Private equity firms Carlyle, Primavera and Fountainvest have pulled out of taking Nasdaq-listed Shanda Games private for $1.9 billion, the online gaming company said Wednesday.
Perfect World, a Chinese online gaming peer, also dropped out of the deal, according to the statement. It is selling all of its 30.3 million shares to an affiliate of Chinese broker Orient Securities for $104.6 million in cash.
Stepping up to take their place in the take-private deal are Chinese companies Orient Securities, Haitong Securities and Ningxia Zhongyin Cashmere International.
Mainland China-based Shanda Games did not give a reason for the change in consortium members. The news comes as private equity sources say it has become harder for funds to gather leveraged loans for buyouts.
US institutional investors have pushed back on pricing of high-yield loans sold by Asian companies of late, partly due to rising geopolitical risks. Investor sentiment took a beating during early August as Russia amassed troops on Ukraine’s border and European woes came to the fore, with Italy slipping back into a recession and Portugal bailing out one of its banks.

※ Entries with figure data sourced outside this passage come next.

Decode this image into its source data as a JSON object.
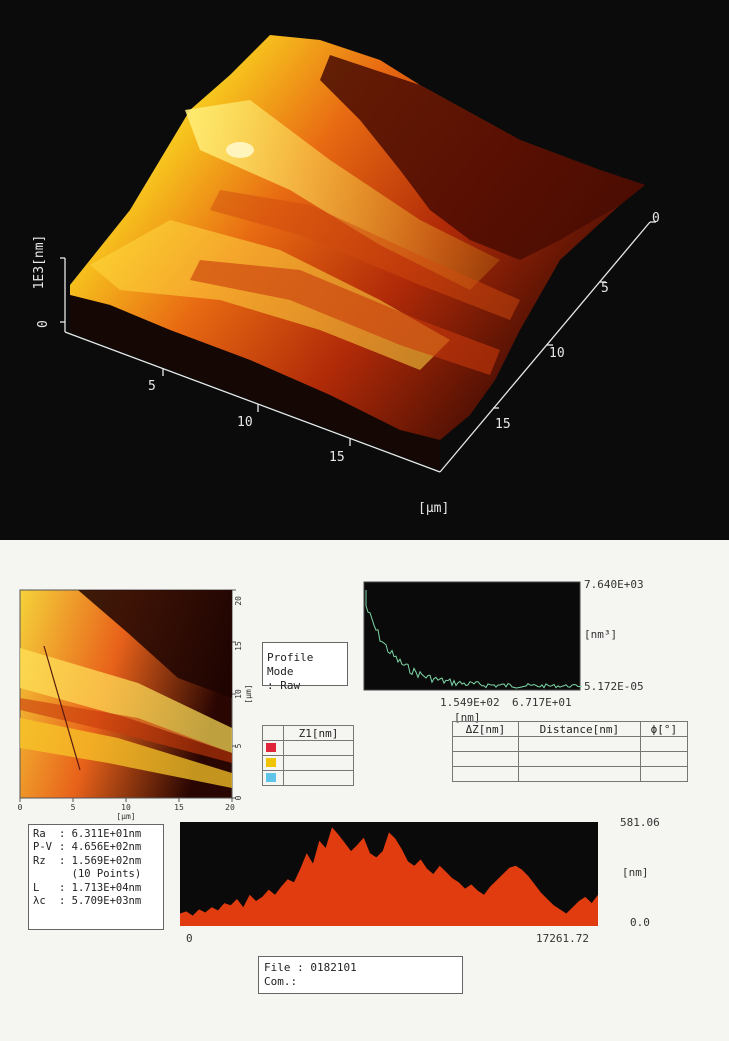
{
  "view3d": {
    "z_axis_label": "1E3[nm]",
    "z_tick_0": "0",
    "x_ticks": [
      "5",
      "10",
      "15"
    ],
    "y_ticks": [
      "0",
      "5",
      "10",
      "15"
    ],
    "unit_label": "[μm]"
  },
  "map2d": {
    "bottom_ticks": [
      "0",
      "5",
      "10",
      "15",
      "20"
    ],
    "right_ticks": [
      "20",
      "15",
      "10",
      "5",
      "0"
    ],
    "bottom_unit": "[μm]",
    "right_unit": "[μm]"
  },
  "profile_mode": {
    "line1": "Profile Mode",
    "line2": ":  Raw"
  },
  "psd": {
    "y_max": "7.640E+03",
    "y_unit": "[nm³]",
    "y_min": "5.172E-05",
    "x_left": "1.549E+02",
    "x_right": "6.717E+01",
    "x_unit": "[nm]"
  },
  "z_table": {
    "header": "Z1[nm]",
    "swatch_colors": [
      "#e0243a",
      "#f0c400",
      "#5fc4e8"
    ]
  },
  "distance_table": {
    "headers": [
      "ΔZ[nm]",
      "Distance[nm]",
      "ϕ[°]"
    ]
  },
  "roughness": {
    "rows": [
      {
        "label": "Ra",
        "value": ": 6.311E+01nm"
      },
      {
        "label": "P-V",
        "value": ": 4.656E+02nm"
      },
      {
        "label": "Rz",
        "value": ": 1.569E+02nm"
      },
      {
        "label": "",
        "value": "  (10 Points)"
      },
      {
        "label": "L",
        "value": ": 1.713E+04nm"
      },
      {
        "label": "λc",
        "value": ": 5.709E+03nm"
      }
    ]
  },
  "profile": {
    "y_max": "581.06",
    "y_unit": "[nm]",
    "y_min": "0.0",
    "x_min": "0",
    "x_max": "17261.72",
    "fill_color": "#e03c10"
  },
  "file_box": {
    "file_label": "File",
    "file_value": ": 0182101",
    "com_label": "Com.",
    "com_value": ":"
  }
}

According to EPFR Global, which tracks fund flows, redemptions from high-yield and floating-rate funds hit record levels in early August. Investors pulled out more than $8 billion from US high-yield funds, while floating-rate bond funds experienced record-setting outflows after US Federal Reserve chairman Janet Yellen said in July that valuations of high yield bonds and leveraged loans appeared stretched.
Another online gaming deal, Giant Interactive's $850 million buyout loan, which financed a take-private bid by a consortium of investors including Giant Interactive chairman Yuzhu Shi, Baring Private Equity Asia and Hony Capital, struggled towards the end of syndication according to loan market sources.
Chinese packaging company HCP, held by private equity firm TPG pulled its $380 million covenant-lite loan that targeted US institutional investors.
Carlyle joined the bidding consortium in May, according to Shanda's website. The private equity players had agreed to invest alongside Shanda Games’ controlling shareholders to take the firm private. Shanda Interactive owns 65% of Shanda Games.
Shanda Games said on Wednesday that the terms of the take-private proposal are unchanged. The consortium still wants to acquire Shanda Games for US$3.45 per class A or class B ordinary share of Shanda Games, or US$6.90 per ADS.
One of Shanda Games’ independent directors, Andy Lin, is affiliated with Orient.
Shanda provides a diverse portfolio of online games and interactive entertainment, including massively multi-player online role playing games (MMORPGs), casual online games, network PC games, cartoon, literary and music content. Shanda listed in 2009.